Auch Bewerbungsgespräche oder eine entsprechende Arbeitsstelle, beispielsweise als Banker oder Rechtsanwalt, erfordern das Tragen von einem Anzug. Weitere Anlässe sind die Taufe des Kindes, die Hochzeit der Verwandten, ein festlicher Abend, ein Geschäftsessen und viele mehr.

 

Von der Stange oder vom Schneider bzw. Designer?

 

Diese Entscheidung hängt im Wesentlichen von der Figur des Trägers ab. Schlanke und normal gebaute Männer können durchaus einen Anzug von der Stange tragen. Für den erlesenen Geschmack und als Prestigeobjekt bieten sich auch Anzüge vom Designer an.

Haben Herren Sondermaße, so wie ich, so sollten sie einen Schneider bemühen. Dieser kümmert sich darum, den Träger vorteilhaft in Szene zu setzen. Hier muss das Kleidungsstück perfekt passen und auch hochwertig in Material und Verarbeitung sein. Ein angefertigter Anzug vom Schneider ist zwar vergleichsweise teuer, dafür hat aber der Träger lange Freude an einem solchen edlen Unikat.

Meinen letzten Anzug habe ich übrigens erst letzte Woche in Auftrag gegeben. Der Schneider hat mir dazu einen Pack Auswahltüchlein der Firma Harrington an die Hand gegeben. Zuhause konnte ich dann in Ruhe mit der ganzen Familie auswählen, was für ein Tuch meinen neuen Anzug ausmachen soll.

Das Schneiderlein, etwa 160 und sehr fleissig, meinte zudem dass eben diese Marke eine der besten sei. Ok, das ausgewählte Muster war auch schön anzufassen und sehr geschmeidig, das sollte mir trotz meines üppigen Körperbaus eine stattliche Hülle bieten für den gebotenen Anlass.

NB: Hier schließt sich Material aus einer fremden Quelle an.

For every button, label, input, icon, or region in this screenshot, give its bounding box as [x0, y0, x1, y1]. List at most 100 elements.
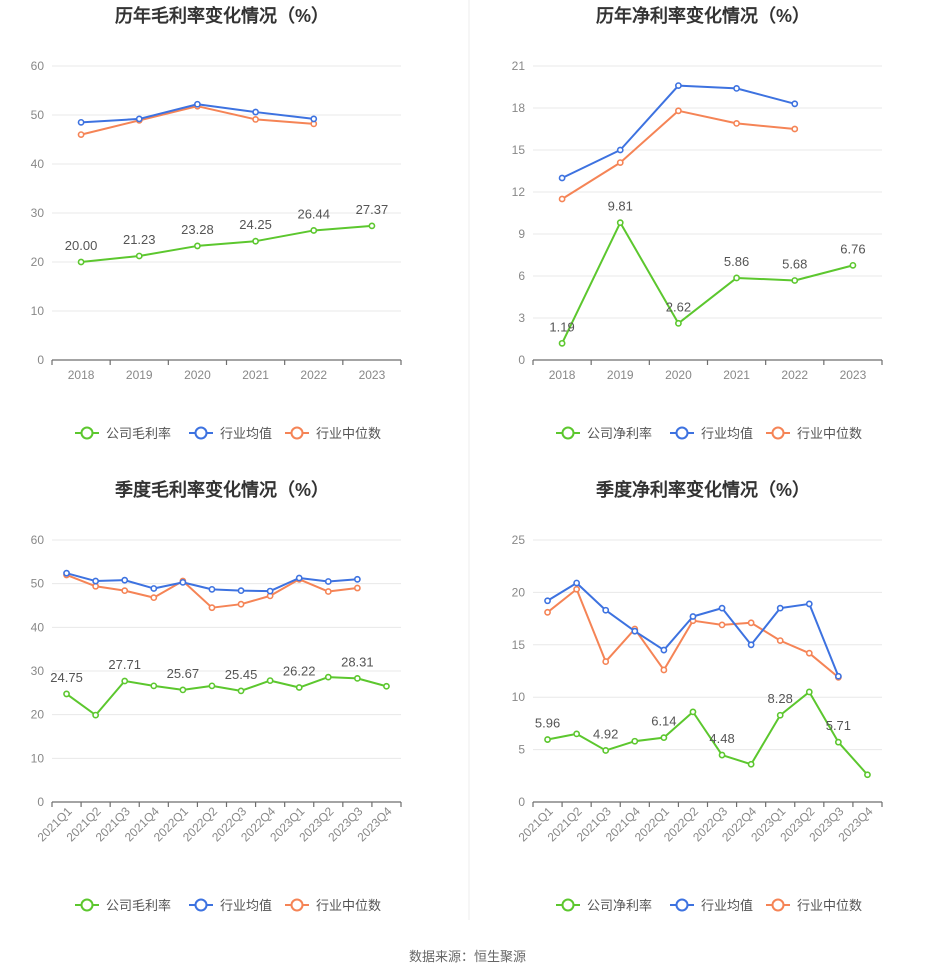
x-tick-label: 2018 [549, 368, 576, 382]
legend-label: 行业中位数 [316, 898, 381, 913]
chart-title: 历年毛利率变化情况（%） [115, 5, 329, 26]
series-line-1 [547, 690, 869, 776]
y-tick-label: 12 [512, 185, 526, 199]
legend-item[interactable]: 公司净利率 [556, 426, 652, 441]
data-point [660, 666, 668, 674]
legend-marker [771, 898, 785, 912]
x-tick-label: 2022 [300, 368, 327, 382]
data-point [179, 686, 187, 694]
data-label: 5.68 [782, 256, 807, 271]
data-point [573, 579, 581, 587]
x-tick-label: 2019 [126, 368, 153, 382]
data-point [92, 582, 100, 590]
data-point [631, 737, 639, 745]
data-point [805, 600, 813, 608]
x-tick-label: 2019 [607, 368, 634, 382]
data-point [295, 574, 303, 582]
legend-item[interactable]: 公司毛利率 [75, 426, 171, 441]
legend-marker [290, 426, 304, 440]
y-tick-label: 3 [518, 311, 525, 325]
legend-item[interactable]: 行业中位数 [766, 898, 862, 913]
chart-title: 季度净利率变化情况（%） [596, 479, 810, 500]
data-point [805, 649, 813, 657]
y-tick-label: 0 [518, 795, 525, 809]
data-point [558, 174, 566, 182]
data-point [602, 606, 610, 614]
data-label: 4.92 [593, 726, 618, 741]
y-tick-label: 40 [31, 157, 45, 171]
data-point [776, 637, 784, 645]
legend-item[interactable]: 行业均值 [670, 426, 753, 441]
x-tick-label: 2018 [68, 368, 95, 382]
y-tick-label: 50 [31, 577, 45, 591]
data-point [368, 222, 376, 230]
data-point [121, 677, 129, 685]
y-tick-label: 30 [31, 664, 45, 678]
legend-label: 行业均值 [220, 426, 272, 441]
x-tick-label: 2023 [359, 368, 386, 382]
data-point [135, 115, 143, 123]
y-tick-label: 60 [31, 59, 45, 73]
data-point [631, 627, 639, 635]
data-point [776, 711, 784, 719]
data-label: 5.96 [535, 716, 560, 731]
legend-marker [561, 426, 575, 440]
data-point [558, 195, 566, 203]
legend-marker [771, 426, 785, 440]
data-label: 28.31 [341, 654, 374, 669]
data-label: 5.71 [826, 718, 851, 733]
data-point [573, 730, 581, 738]
data-point [747, 760, 755, 768]
legend-item[interactable]: 行业中位数 [285, 898, 381, 913]
y-tick-label: 25 [512, 533, 526, 547]
y-tick-label: 0 [518, 353, 525, 367]
data-point [77, 258, 85, 266]
legend-item[interactable]: 公司毛利率 [75, 898, 171, 913]
y-tick-label: 0 [37, 795, 44, 809]
legend-item[interactable]: 行业均值 [189, 898, 272, 913]
legend-marker [194, 426, 208, 440]
series-line-2 [547, 581, 840, 677]
legend-marker [561, 898, 575, 912]
data-point [208, 604, 216, 612]
data-label: 6.76 [840, 241, 865, 256]
data-label: 23.28 [181, 222, 214, 237]
y-tick-label: 6 [518, 269, 525, 283]
x-tick-label: 2020 [184, 368, 211, 382]
data-point [208, 585, 216, 593]
legend-item[interactable]: 公司净利率 [556, 898, 652, 913]
data-point [733, 85, 740, 92]
data-point [675, 319, 682, 327]
legend-item[interactable]: 行业均值 [670, 898, 753, 913]
data-point [834, 672, 842, 680]
data-point [310, 227, 318, 234]
data-point [718, 751, 726, 759]
legend-item[interactable]: 行业中位数 [766, 426, 862, 441]
data-point [324, 578, 332, 585]
data-point [602, 658, 610, 665]
series-line-1 [561, 221, 854, 344]
x-tick-label: 2021 [242, 368, 269, 382]
chart-title: 季度毛利率变化情况（%） [115, 479, 329, 500]
legend-marker [290, 898, 304, 912]
data-point [252, 108, 259, 116]
chart-panel-1: 历年毛利率变化情况（%） 0 10 20 30 40 50 60 2018 2019 2020 202… [31, 5, 402, 441]
y-tick-label: 21 [512, 59, 526, 73]
data-label: 21.23 [123, 232, 156, 247]
data-label: 20.00 [65, 238, 98, 253]
legend-label: 公司净利率 [587, 898, 652, 913]
y-tick-label: 18 [512, 101, 526, 115]
series-line-1 [65, 676, 387, 717]
chart-panel-3: 季度毛利率变化情况（%）01020304050602021Q12021Q2202… [31, 479, 402, 913]
data-point [237, 687, 245, 695]
data-point [675, 107, 682, 115]
y-tick-label: 10 [31, 304, 45, 318]
legend-item[interactable]: 行业均值 [189, 426, 272, 441]
legend-item[interactable]: 行业中位数 [285, 426, 381, 441]
y-tick-label: 60 [31, 533, 45, 547]
legend-marker [80, 426, 94, 440]
data-point [237, 587, 245, 595]
data-point [194, 242, 201, 250]
data-label: 2.62 [666, 299, 691, 314]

Nach dem Massnehmen meinte er dann, dass etwa in zwei Wochen mein neuer, schniker Anzug fertig sein sollte. Dauert also etwas, aber dafür ist er eben auch passgenau und auch ein Bäuchlein wird dort zu positiver Geltung gelangen.

Aber eigentlich ist es wirklich so, wie ich es damals schon bei meiner Firmung benannte: „Eigentlich passt doch eh jedes Schwein in einen schönen Anzug rein“. So hiermit entlasse ich den Leser, der sich nun einem anderen Artikel widmen darf und danke für die geleistete Aufmerksamkeit.